Le stage se situe dans un entre-deux entre théorie et pratique, entre soi et l’autre, dans un mouvement de va-et-vient. Lors de mon stage au CMP, il m’est apparu un élément déterminant : la clinique c’est celle du singulier et de l’intime, celle qui inscrit la souffrance singulière de chacun. Cette approche du singulier m’a permis de prendre la mesure d’une distance nécessaire avec la théorie, de la nécessité de ne pas plaquer un modèle théorique mais de s’y référer. Plaquée, elle devient défensive et empêche d’entendre la parole du sujet. De même, la pratique en tant que méthode a une fonction défensive contre l’angoisse du réel et tue le sujet. Ainsi, en confrontant les pratiques, j’ai fait la différence entre méthode et pratique, de la recette à l’approche singulière. Ce va-et-vient entre théorie et pratique, praxis devrais-je plutôt dire, pour signifier l’intentionnalité, laisse place à l’invention, la créativité, invention de soi et de sa clinique. Mais il y est aussi question du sujet, le stage permet, guidé par l’analyste, d’apprendre à écouter le sujet et repérer ses signifiants : un sujet qui arrive en se plaignant d’un quelque chose et en déroulant un tout autre. Le sujet se situe entre les deux et c’est lui qu’il s’agit de trouver. Dans les expériences cliniques, la stagiaire est aidée par l’élaboration qui suit l’entretien, à repérer le moment où le sujet parle de lui-même et formalise quelque chose de l’ordre d’une question. C’est tout ce travail de repérage, qui est au cœur de la clinique, qui pointe l’importance de la parole, en tant que parole singulière. La rencontre avec la clinique est donc une rencontre de la parole : j’y ai appris à écouter la parole du sujet et à entendre son silence comme une parole. Le silence m’a d’abord inquiétée mais l’alliance à ma propre analyse, qui m’a permis d’y expérimenter le silence, m’a ouvert ainsi la porte pour entendre parler le silence de l’autre. Le silence, la parole, engendrée par les mots, « mystérieux passants de l’âme » (Victor Hugo), trouve alors sa place dans l’Autre et par l’Autre.

Ainsi, afin d’entendre cette parole au-delà de sa propre subjectivité, j’ai compris l’importance pour le stagiaire d’apprendre à écrire : apprendre notamment à écouter et noter les paroles des patients : une prise de notes dans une visée première d’objectivation des paroles du sujet afin d’élaborer non pas à partir de ce qu’on a bien voulu entendre, mais de ce qui est dit.

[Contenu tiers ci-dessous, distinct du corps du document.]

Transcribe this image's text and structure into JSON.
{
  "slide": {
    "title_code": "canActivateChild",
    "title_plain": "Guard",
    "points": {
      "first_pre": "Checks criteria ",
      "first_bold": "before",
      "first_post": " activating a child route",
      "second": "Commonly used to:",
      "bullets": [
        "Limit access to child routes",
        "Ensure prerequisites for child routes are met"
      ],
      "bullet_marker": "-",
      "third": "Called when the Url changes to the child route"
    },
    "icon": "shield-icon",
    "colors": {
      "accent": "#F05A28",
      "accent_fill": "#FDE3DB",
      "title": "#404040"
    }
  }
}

Lors des entretiens, la présence de la stagiaire contrarie les conditions intimes de l’entretien, mais participe de cet entretien : en effet, j’ai pu constater que la place de tiers était celle d’un tiers-regard : d’une part, la stagiaire se fait spectatrice de l’entretien (là où normalement la situation est duelle) et d’autre part, dans cette relation au patient, le regard prend la place de la parole : le lien se fait par le regard.

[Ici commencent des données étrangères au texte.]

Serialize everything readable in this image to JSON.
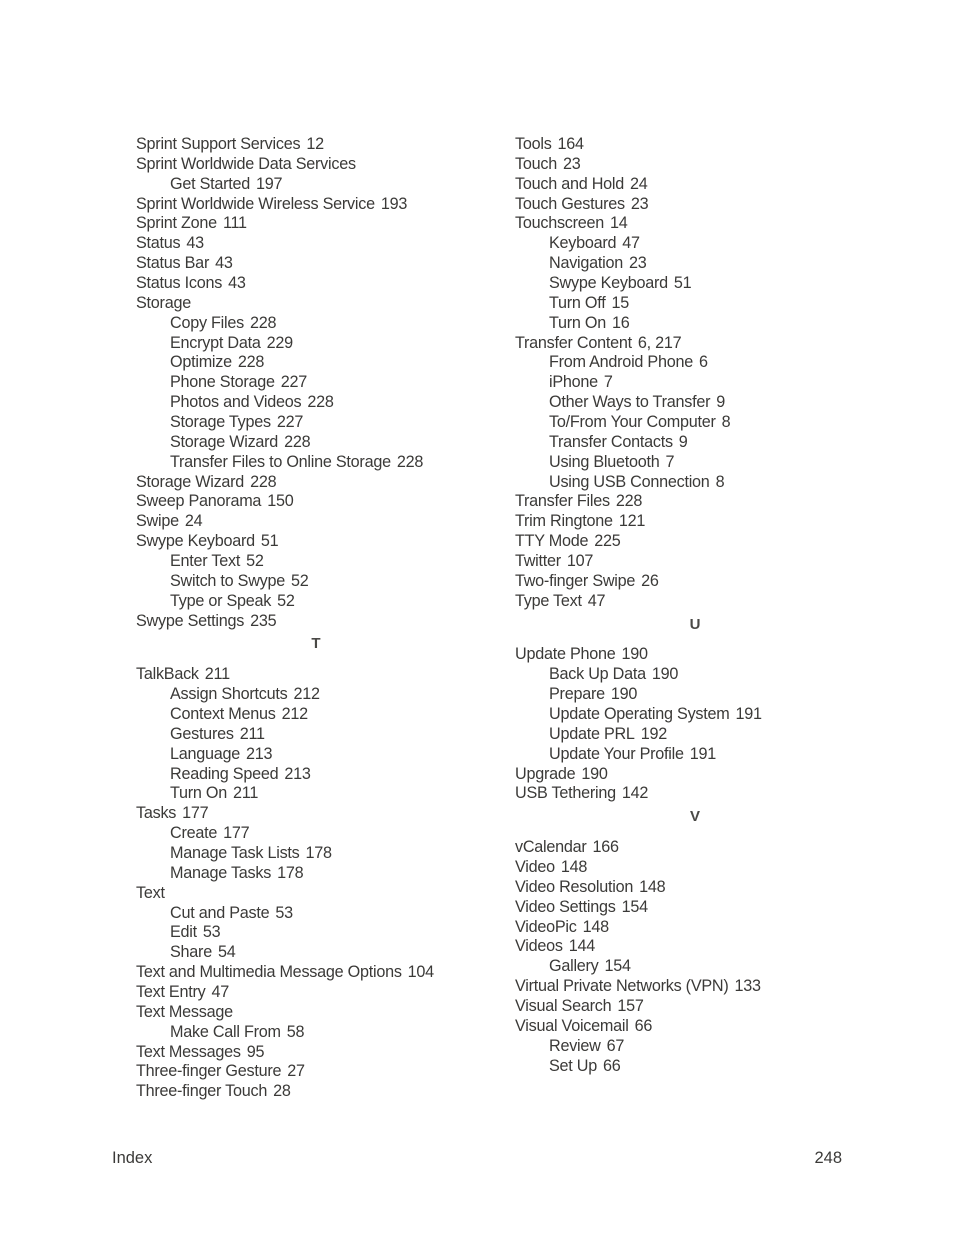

Tout au long de ma deuxième année de stage, j’étais présente aux entretiens avec Madame P., mère célibataire, qui venait exposer ses difficultés à éduquer sa fille alors âgée de 2 ans. Elle-même en recherche de tiers dans sa relation à sa fille, elle pouvait ainsi profiter de cette organisation en miroir, partenaire que j’étais dans l’ombre et le silence, et qui parfois pouvait par un regard, lorsqu’elle le cherchait, proposer son soutien. Elle et sa fille ne « formaient pas une famille », ce que Madame cherchait à former grâce à ces rencontres, et le cadre que nous proposions pouvait symboliser une famille imaginaire.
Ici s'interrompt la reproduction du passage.